Many organisations encourage the use of collaboration portals, such as SharePoint, to encourage information to be stored centrally, but in reality people opt for the most convenient tool - typically email - which means there can be multiple versions of the same files in different repositories.
This is particularly wasteful when you consider that most unstructured data in the enterprise is either cool data (over 30 days old and infrequently accessed) or cold data (over 90 days old and rarely accessed). It is like clutter in a house, as Larry Ponemon describes it, lying around but not being used.
Consider that the cost of storing a petabyte of data on premises for five years could be well over £1m (for both on premises storage and cloud) and that some insurers store hundreds of petabytes. The ability to delete unused files and reduce duplication is therefore a big saving off the company's bottom line.
According to some estimates, we will be creating 463 exabytes (with one exabyte equivalent to 1,000 petabytes) of data globally by 2025, much of it generated by IoT technology. Some of this information will be useful and will need to be stored long term, but much of it will not.
If too much of your unstructured data is sitting on expensive primary storage systems, there are obvious cost cutting benefits to taking a different approach, particularly as the gap between data growth and storage budgets widens.
Unchecked data growth, combined with a lack of visibility, is increasing the risk of breaches, ransomware and compliance violations dramatically. It is a trend that has been exacerbated with working from home and hybrid working, which has encouraged the wide use of multiple data repositories.
Cybercriminals know unstructured data is the low hanging fruit. Most employees create, share and store thousands of documents in a given year in informal repositories such as email and Slack, very few of which are properly classified, stored or secured.
Moreover, unstructured data is an attractive target because it contains a wealth of personally identifiable and sensitive business information that can be leveraged for ransom or identity theft.
If consumer data within unmanaged files is exposed during a data breach, it can result in hefty fines (up to 4% of global annual turnover under GDPR regulation) in addition to significant reputational damage and potential litigation.
And for insurance buyers, cyber premiums are likely to be significantly higher if you cannot demonstrate to your underwriters that you know where all your unstructured data is held and that you have taken proactive steps to manage it.
Determining whether there is any value to the organisation contained within unstructured data is no easy task, but it can offer an important competitive advantage.
For insurers, the insights contained in some data sources - including satellite and aerial imagery and IoT connected devices - could offer the opportunity to innovate, using telematics or parametric triggers, for instance.
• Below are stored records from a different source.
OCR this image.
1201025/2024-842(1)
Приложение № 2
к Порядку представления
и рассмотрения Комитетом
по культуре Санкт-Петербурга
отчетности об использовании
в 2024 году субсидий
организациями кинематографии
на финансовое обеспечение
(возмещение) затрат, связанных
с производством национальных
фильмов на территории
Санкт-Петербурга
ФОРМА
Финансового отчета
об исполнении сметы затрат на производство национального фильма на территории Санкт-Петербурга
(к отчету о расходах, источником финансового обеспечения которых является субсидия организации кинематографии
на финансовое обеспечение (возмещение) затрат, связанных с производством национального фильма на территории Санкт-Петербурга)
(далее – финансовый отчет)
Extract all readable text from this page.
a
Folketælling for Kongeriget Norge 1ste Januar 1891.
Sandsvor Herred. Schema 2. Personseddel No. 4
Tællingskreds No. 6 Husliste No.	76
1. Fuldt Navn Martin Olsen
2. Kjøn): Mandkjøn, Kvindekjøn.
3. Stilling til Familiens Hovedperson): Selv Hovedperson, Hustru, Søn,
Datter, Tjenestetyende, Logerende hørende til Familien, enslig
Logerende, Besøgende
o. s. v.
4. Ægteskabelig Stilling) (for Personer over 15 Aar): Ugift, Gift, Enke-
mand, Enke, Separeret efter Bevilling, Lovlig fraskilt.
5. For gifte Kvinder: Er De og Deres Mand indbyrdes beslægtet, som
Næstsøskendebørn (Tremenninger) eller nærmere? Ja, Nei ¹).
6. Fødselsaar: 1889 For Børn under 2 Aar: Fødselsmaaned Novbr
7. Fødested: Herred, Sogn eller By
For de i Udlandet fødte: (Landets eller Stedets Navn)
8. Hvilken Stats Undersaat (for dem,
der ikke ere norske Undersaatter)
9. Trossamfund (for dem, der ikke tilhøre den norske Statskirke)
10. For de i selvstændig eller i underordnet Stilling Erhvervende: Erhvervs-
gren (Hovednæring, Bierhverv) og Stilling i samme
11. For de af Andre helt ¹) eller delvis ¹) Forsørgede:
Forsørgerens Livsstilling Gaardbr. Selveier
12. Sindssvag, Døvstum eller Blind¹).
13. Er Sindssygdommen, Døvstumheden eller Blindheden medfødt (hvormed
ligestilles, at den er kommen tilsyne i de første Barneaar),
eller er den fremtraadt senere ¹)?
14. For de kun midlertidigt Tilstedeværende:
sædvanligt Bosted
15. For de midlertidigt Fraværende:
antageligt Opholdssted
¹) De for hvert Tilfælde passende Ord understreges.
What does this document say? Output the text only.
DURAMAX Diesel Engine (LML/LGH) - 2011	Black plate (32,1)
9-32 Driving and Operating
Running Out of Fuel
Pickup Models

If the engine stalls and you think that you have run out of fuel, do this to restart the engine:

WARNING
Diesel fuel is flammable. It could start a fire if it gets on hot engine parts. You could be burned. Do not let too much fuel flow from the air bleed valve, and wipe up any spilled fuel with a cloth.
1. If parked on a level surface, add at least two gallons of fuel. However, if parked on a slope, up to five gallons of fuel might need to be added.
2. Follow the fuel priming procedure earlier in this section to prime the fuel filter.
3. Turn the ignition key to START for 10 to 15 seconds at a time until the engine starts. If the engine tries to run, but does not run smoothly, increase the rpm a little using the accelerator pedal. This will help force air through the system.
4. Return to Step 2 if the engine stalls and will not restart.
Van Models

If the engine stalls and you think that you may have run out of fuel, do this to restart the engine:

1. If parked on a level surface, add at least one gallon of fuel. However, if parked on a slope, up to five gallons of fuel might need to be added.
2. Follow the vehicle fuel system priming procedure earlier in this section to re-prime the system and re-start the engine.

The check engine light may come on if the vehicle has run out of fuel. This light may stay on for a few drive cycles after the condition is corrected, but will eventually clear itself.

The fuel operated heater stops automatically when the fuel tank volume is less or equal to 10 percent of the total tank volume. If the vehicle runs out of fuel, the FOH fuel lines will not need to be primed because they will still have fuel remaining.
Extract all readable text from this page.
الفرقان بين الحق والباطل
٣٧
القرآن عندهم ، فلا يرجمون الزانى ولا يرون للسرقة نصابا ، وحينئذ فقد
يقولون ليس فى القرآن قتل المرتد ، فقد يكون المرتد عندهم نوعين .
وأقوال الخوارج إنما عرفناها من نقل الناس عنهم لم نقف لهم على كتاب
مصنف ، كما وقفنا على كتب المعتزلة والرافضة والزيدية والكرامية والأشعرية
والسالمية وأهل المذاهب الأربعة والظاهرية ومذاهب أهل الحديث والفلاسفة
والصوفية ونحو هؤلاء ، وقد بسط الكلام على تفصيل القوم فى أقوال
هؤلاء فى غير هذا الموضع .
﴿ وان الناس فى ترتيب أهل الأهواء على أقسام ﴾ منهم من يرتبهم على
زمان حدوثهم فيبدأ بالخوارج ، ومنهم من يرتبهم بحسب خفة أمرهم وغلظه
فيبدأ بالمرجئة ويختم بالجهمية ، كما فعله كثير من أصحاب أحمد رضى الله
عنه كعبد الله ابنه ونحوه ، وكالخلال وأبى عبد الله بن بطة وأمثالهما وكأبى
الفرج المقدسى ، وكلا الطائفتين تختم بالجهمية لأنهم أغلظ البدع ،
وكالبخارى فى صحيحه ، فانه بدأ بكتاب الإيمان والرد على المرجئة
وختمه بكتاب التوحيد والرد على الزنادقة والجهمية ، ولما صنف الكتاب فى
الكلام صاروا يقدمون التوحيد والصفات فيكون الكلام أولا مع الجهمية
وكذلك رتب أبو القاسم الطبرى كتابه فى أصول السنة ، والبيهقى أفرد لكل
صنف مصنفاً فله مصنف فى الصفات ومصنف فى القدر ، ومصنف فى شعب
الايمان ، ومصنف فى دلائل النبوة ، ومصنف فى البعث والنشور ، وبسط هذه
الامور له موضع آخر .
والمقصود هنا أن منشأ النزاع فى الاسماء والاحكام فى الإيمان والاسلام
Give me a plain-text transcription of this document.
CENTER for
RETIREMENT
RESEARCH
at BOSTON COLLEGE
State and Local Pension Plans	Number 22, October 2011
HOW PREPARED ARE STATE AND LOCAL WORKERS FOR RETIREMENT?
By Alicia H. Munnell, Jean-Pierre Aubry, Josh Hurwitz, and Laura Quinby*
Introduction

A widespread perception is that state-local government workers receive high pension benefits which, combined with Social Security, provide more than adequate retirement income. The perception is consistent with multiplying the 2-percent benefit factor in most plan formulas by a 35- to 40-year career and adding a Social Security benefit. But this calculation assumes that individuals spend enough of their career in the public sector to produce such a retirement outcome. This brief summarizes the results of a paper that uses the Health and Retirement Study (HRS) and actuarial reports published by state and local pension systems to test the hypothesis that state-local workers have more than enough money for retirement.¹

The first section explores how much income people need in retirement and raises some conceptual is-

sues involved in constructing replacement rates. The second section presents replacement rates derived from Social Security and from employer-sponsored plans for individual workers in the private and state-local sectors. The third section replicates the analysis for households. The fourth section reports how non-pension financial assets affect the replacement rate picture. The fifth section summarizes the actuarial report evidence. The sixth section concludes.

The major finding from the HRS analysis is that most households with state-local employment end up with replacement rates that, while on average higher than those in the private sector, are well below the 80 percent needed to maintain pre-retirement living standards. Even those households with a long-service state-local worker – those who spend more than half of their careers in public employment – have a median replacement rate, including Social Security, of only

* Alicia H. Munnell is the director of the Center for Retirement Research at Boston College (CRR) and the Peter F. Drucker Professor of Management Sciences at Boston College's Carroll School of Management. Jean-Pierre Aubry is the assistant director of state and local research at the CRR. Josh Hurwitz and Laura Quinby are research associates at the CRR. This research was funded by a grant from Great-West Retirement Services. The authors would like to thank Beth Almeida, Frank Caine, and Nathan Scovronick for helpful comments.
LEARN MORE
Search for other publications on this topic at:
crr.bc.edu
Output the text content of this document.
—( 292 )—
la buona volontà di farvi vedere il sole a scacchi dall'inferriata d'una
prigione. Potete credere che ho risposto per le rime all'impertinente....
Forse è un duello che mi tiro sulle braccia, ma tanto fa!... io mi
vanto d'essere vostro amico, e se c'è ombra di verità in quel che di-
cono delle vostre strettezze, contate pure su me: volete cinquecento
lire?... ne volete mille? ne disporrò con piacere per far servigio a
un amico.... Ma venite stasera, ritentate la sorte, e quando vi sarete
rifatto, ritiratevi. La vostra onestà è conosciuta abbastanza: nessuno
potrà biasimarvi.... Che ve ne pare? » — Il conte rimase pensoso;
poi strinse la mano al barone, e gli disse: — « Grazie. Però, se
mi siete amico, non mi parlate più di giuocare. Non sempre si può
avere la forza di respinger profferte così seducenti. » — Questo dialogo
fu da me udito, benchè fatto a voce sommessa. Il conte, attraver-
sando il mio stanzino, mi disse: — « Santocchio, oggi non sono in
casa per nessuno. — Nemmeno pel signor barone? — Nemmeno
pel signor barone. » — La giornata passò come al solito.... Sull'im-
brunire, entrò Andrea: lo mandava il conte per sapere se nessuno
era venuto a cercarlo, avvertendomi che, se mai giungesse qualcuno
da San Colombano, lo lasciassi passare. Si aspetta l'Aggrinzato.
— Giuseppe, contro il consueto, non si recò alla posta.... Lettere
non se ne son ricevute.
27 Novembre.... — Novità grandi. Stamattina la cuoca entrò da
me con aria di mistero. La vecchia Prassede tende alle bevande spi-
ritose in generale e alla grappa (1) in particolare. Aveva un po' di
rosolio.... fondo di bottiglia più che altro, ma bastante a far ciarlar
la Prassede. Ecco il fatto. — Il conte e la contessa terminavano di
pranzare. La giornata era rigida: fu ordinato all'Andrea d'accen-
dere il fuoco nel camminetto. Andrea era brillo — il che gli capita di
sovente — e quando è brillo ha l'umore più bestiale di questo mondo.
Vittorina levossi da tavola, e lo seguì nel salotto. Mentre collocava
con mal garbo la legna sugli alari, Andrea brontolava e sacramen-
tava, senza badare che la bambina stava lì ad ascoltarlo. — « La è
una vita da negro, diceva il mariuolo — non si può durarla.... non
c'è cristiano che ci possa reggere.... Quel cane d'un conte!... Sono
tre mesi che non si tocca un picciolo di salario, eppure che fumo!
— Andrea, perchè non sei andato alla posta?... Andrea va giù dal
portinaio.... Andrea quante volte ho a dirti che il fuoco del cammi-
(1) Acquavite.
There are use cases for claims processing, underwriting and detection of fraud among other things.
But in order to identify and extract the useful data (and discard content that is lacking in value) unstructured sources of information need to be approached and mined in a different way to conventional data sources.
These days, some of the more emerging technologies - including AI and NLP - are being used to develop scanning tools that can extract value and save time. The hardest part is identifying rules around the data you want to source, or having the ability to write your own custom rules so you can tailor the product to your own organisational needs.
Inevitably, many of the early scanning tools are based around data compliance with a focus on identifying PII. The next stage will be the creation of something that is more bespoke and tailored, so organisations can start to properly unlock the unstructured data goldmine.